Question about arbitrary width in a universally slimmable network.
sseung0703 opened this issue · 8 comments
Hi, thank you for your great works. :)
I have a question about arbitrary width in a universally silmmable network.
In your paper, you mentioned that you sample a random width ratio for each sub-network, which is worthy than your previous works because it is not discrete. However, I think that the universally slimmable network has still discrete with a fine step (0.025).
Can you explain why you didn't use a continuous random ratio?
It is continuous. Please check the code:
Line 414 in 4bb2a62
Don't look at the yaml file as they are used for inference, i.e., we show some sub-networks with finite step 0.025.
Thank you for the rapid reply. I missed that line. Thanks. :)
No problem! Usually it takes longer and longer to get the reply on my GitHub issues as I graduated and started to work full-time. I was trying to clean up the issues just now. :)
So good news to me :D. Now I'm struggling to implement your work via TF, and your reply will be very helpful to me.
I have another question about an arbitrary width.
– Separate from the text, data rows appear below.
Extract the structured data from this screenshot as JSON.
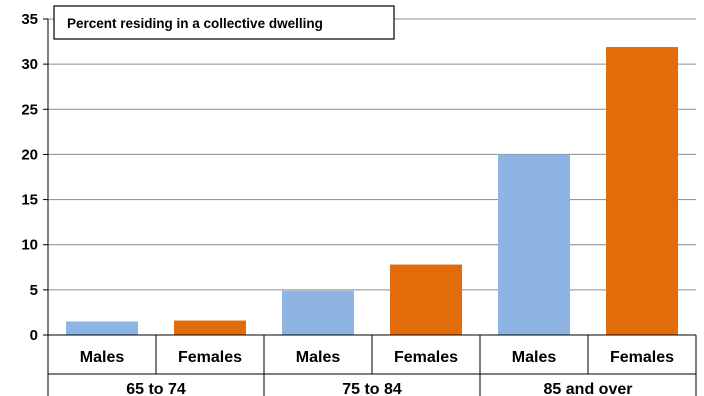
{
  "chart_data": {
    "type": "bar",
    "title": "Percent residing in a collective dwelling",
    "groups": [
      "65 to 74",
      "75 to 84",
      "85 and over"
    ],
    "categories": [
      "Males",
      "Females",
      "Males",
      "Females",
      "Males",
      "Females"
    ],
    "values": [
      1.5,
      1.6,
      4.9,
      7.8,
      20.0,
      31.9
    ],
    "bar_colors": [
      "#8db4e2",
      "#e36c0a",
      "#8db4e2",
      "#e36c0a",
      "#8db4e2",
      "#e36c0a"
    ],
    "ylim": [
      0,
      35
    ],
    "yticks": [
      0,
      5,
      10,
      15,
      20,
      25,
      30,
      35
    ],
    "grid": true,
    "title_placement": "top-left"
  }
}
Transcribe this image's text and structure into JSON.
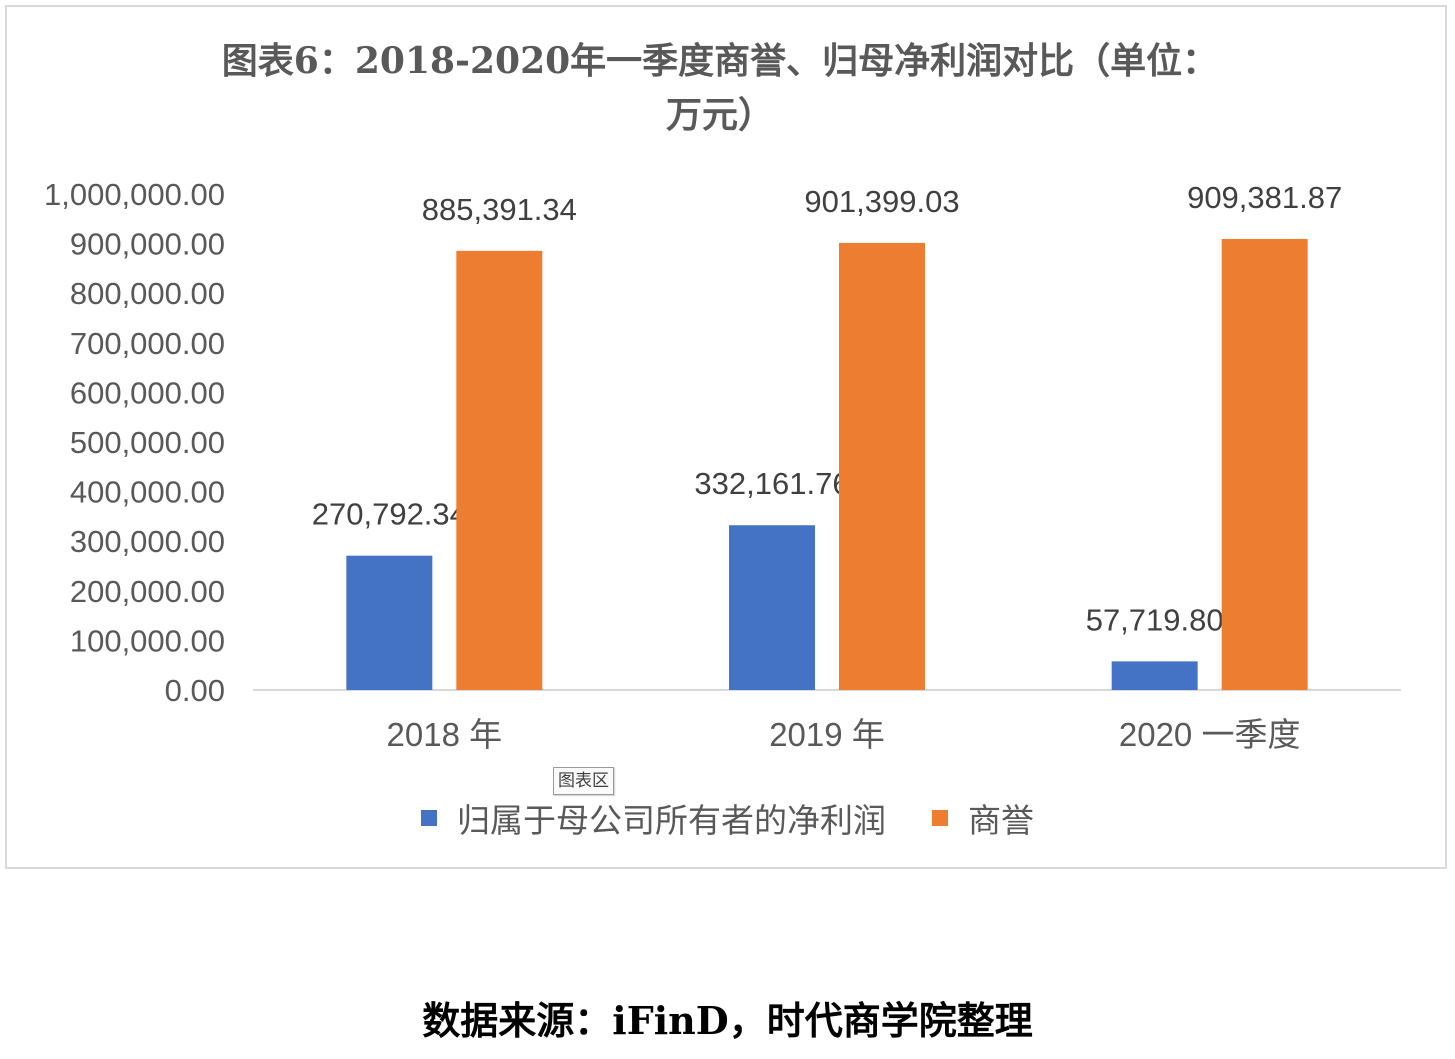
{
  "chart_data": {
    "type": "bar",
    "title_lines": [
      "图表6：2018-2020年一季度商誉、归母净利润对比（单位：",
      "万元）"
    ],
    "categories": [
      "2018 年",
      "2019 年",
      "2020 一季度"
    ],
    "series": [
      {
        "name": "归属于母公司所有者的净利润",
        "color": "#4472C4",
        "values": [
          270792.34,
          332161.76,
          57719.8
        ],
        "labels": [
          "270,792.34",
          "332,161.76",
          "57,719.80"
        ]
      },
      {
        "name": "商誉",
        "color": "#ED7D31",
        "values": [
          885391.34,
          901399.03,
          909381.87
        ],
        "labels": [
          "885,391.34",
          "901,399.03",
          "909,381.87"
        ]
      }
    ],
    "ylim": [
      0,
      1000000
    ],
    "yticks": [
      "0.00",
      "100,000.00",
      "200,000.00",
      "300,000.00",
      "400,000.00",
      "500,000.00",
      "600,000.00",
      "700,000.00",
      "800,000.00",
      "900,000.00",
      "1,000,000.00"
    ],
    "grid": false,
    "legend_position": "bottom"
  },
  "plot_area_tag": "图表区",
  "source_note": "数据来源：iFinD，时代商学院整理"
}
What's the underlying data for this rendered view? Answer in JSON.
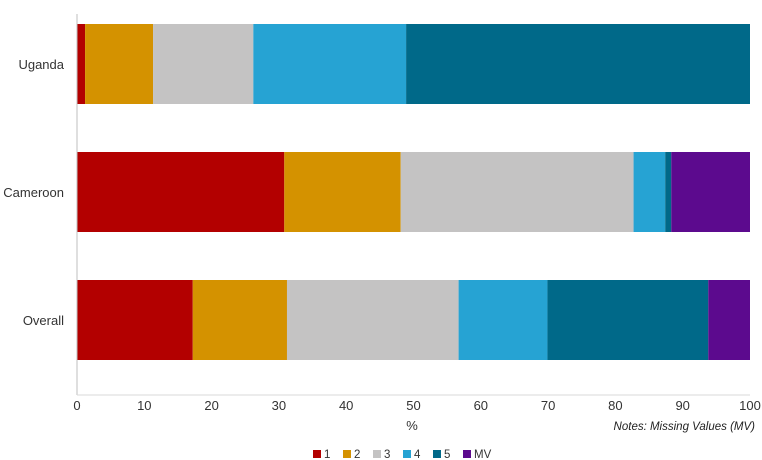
{
  "chart_data": {
    "type": "bar",
    "orientation": "horizontal",
    "stacked": true,
    "categories": [
      "Uganda",
      "Cameroon",
      "Overall"
    ],
    "series": [
      {
        "name": "1",
        "color": "#b30000",
        "values": [
          1.2,
          30.8,
          17.2
        ]
      },
      {
        "name": "2",
        "color": "#d49200",
        "values": [
          10.1,
          17.3,
          14.0
        ]
      },
      {
        "name": "3",
        "color": "#c4c3c3",
        "values": [
          14.9,
          34.6,
          25.5
        ]
      },
      {
        "name": "4",
        "color": "#26a3d3",
        "values": [
          22.7,
          4.7,
          13.2
        ]
      },
      {
        "name": "5",
        "color": "#006989",
        "values": [
          51.1,
          0.9,
          23.9
        ]
      },
      {
        "name": "MV",
        "color": "#5c0a8e",
        "values": [
          0.0,
          11.7,
          6.2
        ]
      }
    ],
    "xlabel": "%",
    "xlim": [
      0,
      100
    ],
    "xticks": [
      0,
      10,
      20,
      30,
      40,
      50,
      60,
      70,
      80,
      90,
      100
    ],
    "grid": false,
    "legend_position": "bottom",
    "note": "Notes: Missing Values (MV)"
  }
}
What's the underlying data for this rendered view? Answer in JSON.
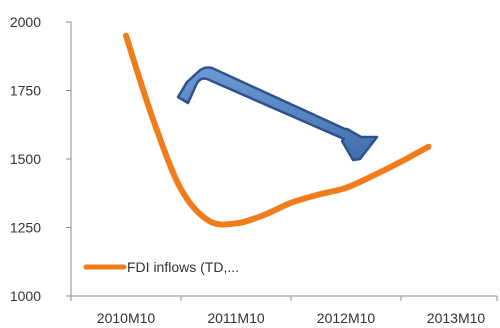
{
  "chart_data": {
    "type": "line",
    "title": "",
    "xlabel": "",
    "ylabel": "",
    "x_ticks": [
      "2010M10",
      "2011M10",
      "2012M10",
      "2013M10"
    ],
    "y_ticks": [
      1000,
      1250,
      1500,
      1750,
      2000
    ],
    "ylim": [
      1000,
      2000
    ],
    "grid": false,
    "legend_position": "bottom-left",
    "series": [
      {
        "name": "FDI inflows (TD,...",
        "color": "#F07C1C",
        "points": [
          {
            "x": "2010M10",
            "y": 1950
          },
          {
            "x": "2011M1",
            "y": 1640
          },
          {
            "x": "2011M4",
            "y": 1390
          },
          {
            "x": "2011M7",
            "y": 1275
          },
          {
            "x": "2011M10",
            "y": 1265
          },
          {
            "x": "2012M1",
            "y": 1295
          },
          {
            "x": "2012M4",
            "y": 1340
          },
          {
            "x": "2012M7",
            "y": 1370
          },
          {
            "x": "2012M10",
            "y": 1395
          },
          {
            "x": "2013M1",
            "y": 1440
          },
          {
            "x": "2013M4",
            "y": 1490
          },
          {
            "x": "2013M7",
            "y": 1545
          }
        ]
      }
    ],
    "annotation": {
      "type": "arrow",
      "color": "#4F81BD",
      "outline": "#2F528F"
    }
  }
}
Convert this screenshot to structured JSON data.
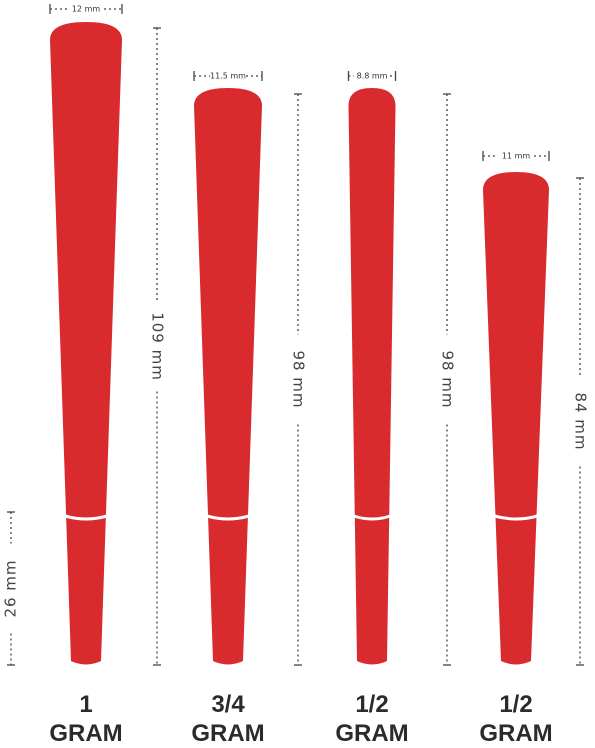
{
  "cones": [
    {
      "width": "12 mm",
      "length": "109 mm",
      "size": "1",
      "unit": "GRAM"
    },
    {
      "width": "11.5 mm",
      "length": "98 mm",
      "size": "3/4",
      "unit": "GRAM"
    },
    {
      "width": "8.8 mm",
      "length": "98 mm",
      "size": "1/2",
      "unit": "GRAM"
    },
    {
      "width": "11 mm",
      "length": "84 mm",
      "size": "1/2",
      "unit": "GRAM"
    }
  ],
  "filter_length": "26 mm"
}
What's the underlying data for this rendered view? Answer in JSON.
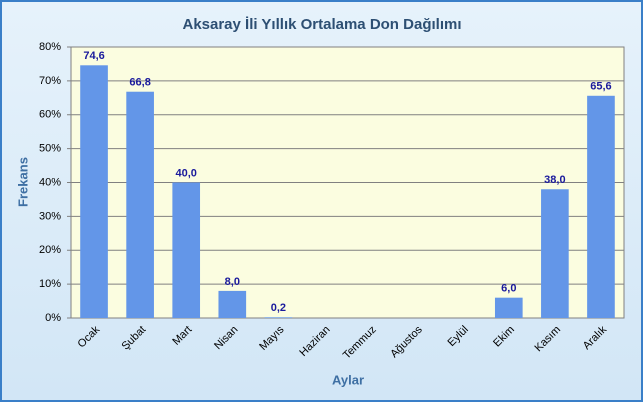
{
  "chart_data": {
    "type": "bar",
    "title": "Aksaray İli Yıllık Ortalama Don Dağılımı",
    "x_label": "Aylar",
    "y_label": "Frekans",
    "categories": [
      "Ocak",
      "Şubat",
      "Mart",
      "Nisan",
      "Mayıs",
      "Haziran",
      "Temmuz",
      "Ağustos",
      "Eylül",
      "Ekim",
      "Kasım",
      "Aralık"
    ],
    "values": [
      74.6,
      66.8,
      40.0,
      8.0,
      0.2,
      null,
      null,
      null,
      null,
      6.0,
      38.0,
      65.6
    ],
    "value_labels": [
      "74,6",
      "66,8",
      "40,0",
      "8,0",
      "0,2",
      null,
      null,
      null,
      null,
      "6,0",
      "38,0",
      "65,6"
    ],
    "color": "#6396e8",
    "ylim": [
      0,
      80
    ],
    "yticks": [
      {
        "value": 0,
        "label": "0%"
      },
      {
        "value": 10,
        "label": "10%"
      },
      {
        "value": 20,
        "label": "20%"
      },
      {
        "value": 30,
        "label": "30%"
      },
      {
        "value": 40,
        "label": "40%"
      },
      {
        "value": 50,
        "label": "50%"
      },
      {
        "value": 60,
        "label": "60%"
      },
      {
        "value": 70,
        "label": "70%"
      },
      {
        "value": 80,
        "label": "80%"
      }
    ],
    "grid": true
  }
}
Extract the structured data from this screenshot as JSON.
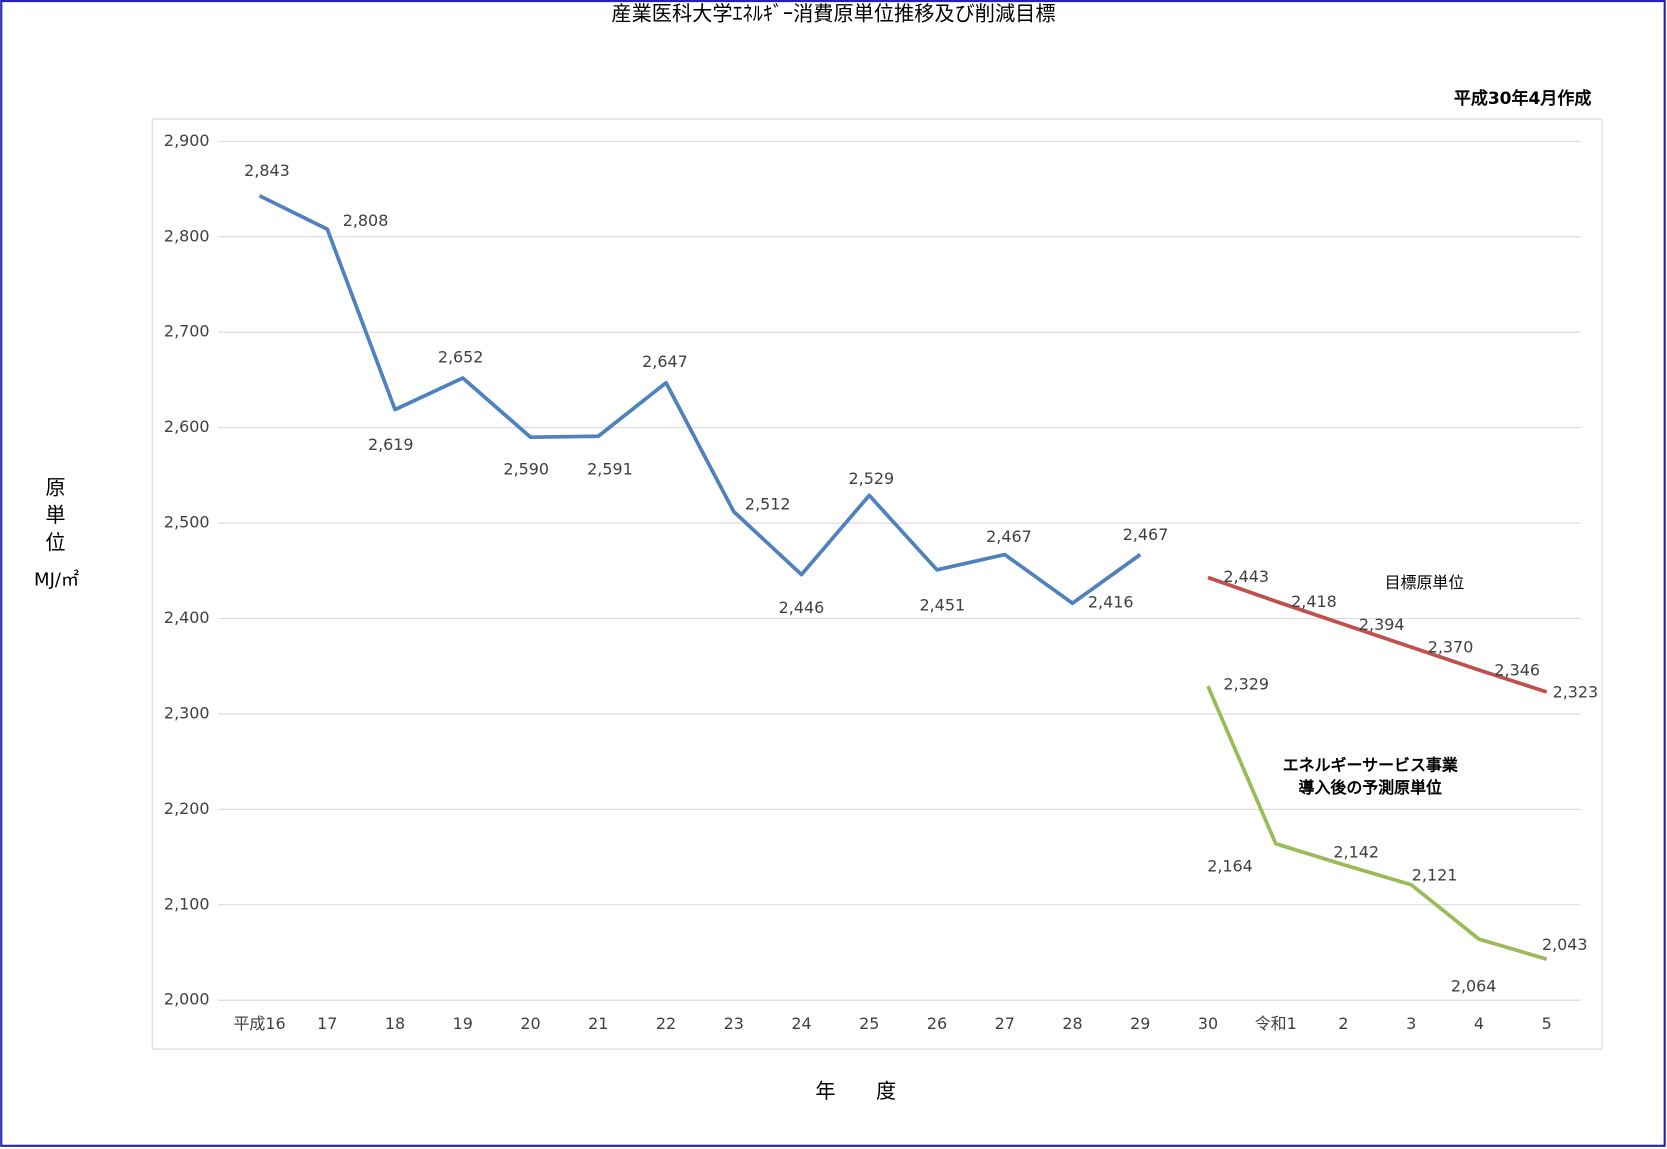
{
  "chart_data": {
    "type": "line",
    "title": "産業医科大学ｴﾈﾙｷﾞｰ消費原単位推移及び削減目標",
    "subtitle": "平成30年4月作成",
    "y_label": "原\n単\n位",
    "y_unit": "MJ/㎡",
    "x_label": "年　　度",
    "categories": [
      "平成16",
      "17",
      "18",
      "19",
      "20",
      "21",
      "22",
      "23",
      "24",
      "25",
      "26",
      "27",
      "28",
      "29",
      "30",
      "令和1",
      "2",
      "3",
      "4",
      "5"
    ],
    "series": [
      {
        "color": "#4f81bd",
        "values": [
          2843,
          2808,
          2619,
          2652,
          2590,
          2591,
          2647,
          2512,
          2446,
          2529,
          2451,
          2467,
          2416,
          2467,
          null,
          null,
          null,
          null,
          null,
          null
        ],
        "value_labels": [
          "2,843",
          "2,808",
          "2,619",
          "2,652",
          "2,590",
          "2,591",
          "2,647",
          "2,512",
          "2,446",
          "2,529",
          "2,451",
          "2,467",
          "2,416",
          "2,467",
          null,
          null,
          null,
          null,
          null,
          null
        ]
      },
      {
        "name": "目標原単位",
        "color": "#c0504d",
        "values": [
          null,
          null,
          null,
          null,
          null,
          null,
          null,
          null,
          null,
          null,
          null,
          null,
          null,
          null,
          2443,
          2418,
          2394,
          2370,
          2346,
          2323
        ],
        "value_labels": [
          null,
          null,
          null,
          null,
          null,
          null,
          null,
          null,
          null,
          null,
          null,
          null,
          null,
          null,
          "2,443",
          "2,418",
          "2,394",
          "2,370",
          "2,346",
          "2,323"
        ]
      },
      {
        "name": "エネルギーサービス事業\n導入後の予測原単位",
        "color": "#9bbb59",
        "values": [
          null,
          null,
          null,
          null,
          null,
          null,
          null,
          null,
          null,
          null,
          null,
          null,
          null,
          null,
          2329,
          2164,
          2142,
          2121,
          2064,
          2043
        ],
        "value_labels": [
          null,
          null,
          null,
          null,
          null,
          null,
          null,
          null,
          null,
          null,
          null,
          null,
          null,
          null,
          "2,329",
          "2,164",
          "2,142",
          "2,121",
          "2,064",
          "2,043"
        ]
      }
    ],
    "ylim": [
      2000,
      2900
    ],
    "yticks": [
      {
        "value": 2000,
        "label": "2,000"
      },
      {
        "value": 2100,
        "label": "2,100"
      },
      {
        "value": 2200,
        "label": "2,200"
      },
      {
        "value": 2300,
        "label": "2,300"
      },
      {
        "value": 2400,
        "label": "2,400"
      },
      {
        "value": 2500,
        "label": "2,500"
      },
      {
        "value": 2600,
        "label": "2,600"
      },
      {
        "value": 2700,
        "label": "2,700"
      },
      {
        "value": 2800,
        "label": "2,800"
      },
      {
        "value": 2900,
        "label": "2,900"
      }
    ],
    "grid": true
  }
}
In my understanding, you use only one width ratio for each sub-network in the training phase because the default value of FLAGS.nonuniform is False.
I wonder that do you ever try to use a fully arbitrary width ratio for each layer?
Implementing with TF will cost a lot of time as TF uses static graph.
I already implemented Autoslim with TF2, but I just want to make sure all the configuration is right. In the case of MobileNetv2 on CIFAR10, the overall training time is less than 4 hour on a single GPU, which look not so heavy.
If you want to visit my repository you can find it in the below link :).
https://github.com/sseung0703/Autoslim_TF2
By the way, would you kindly reply to my above question?
@sseung0703 nonuniform is true for AutoSlim. See branch v3.0.0.
Thanks, I found what you said :).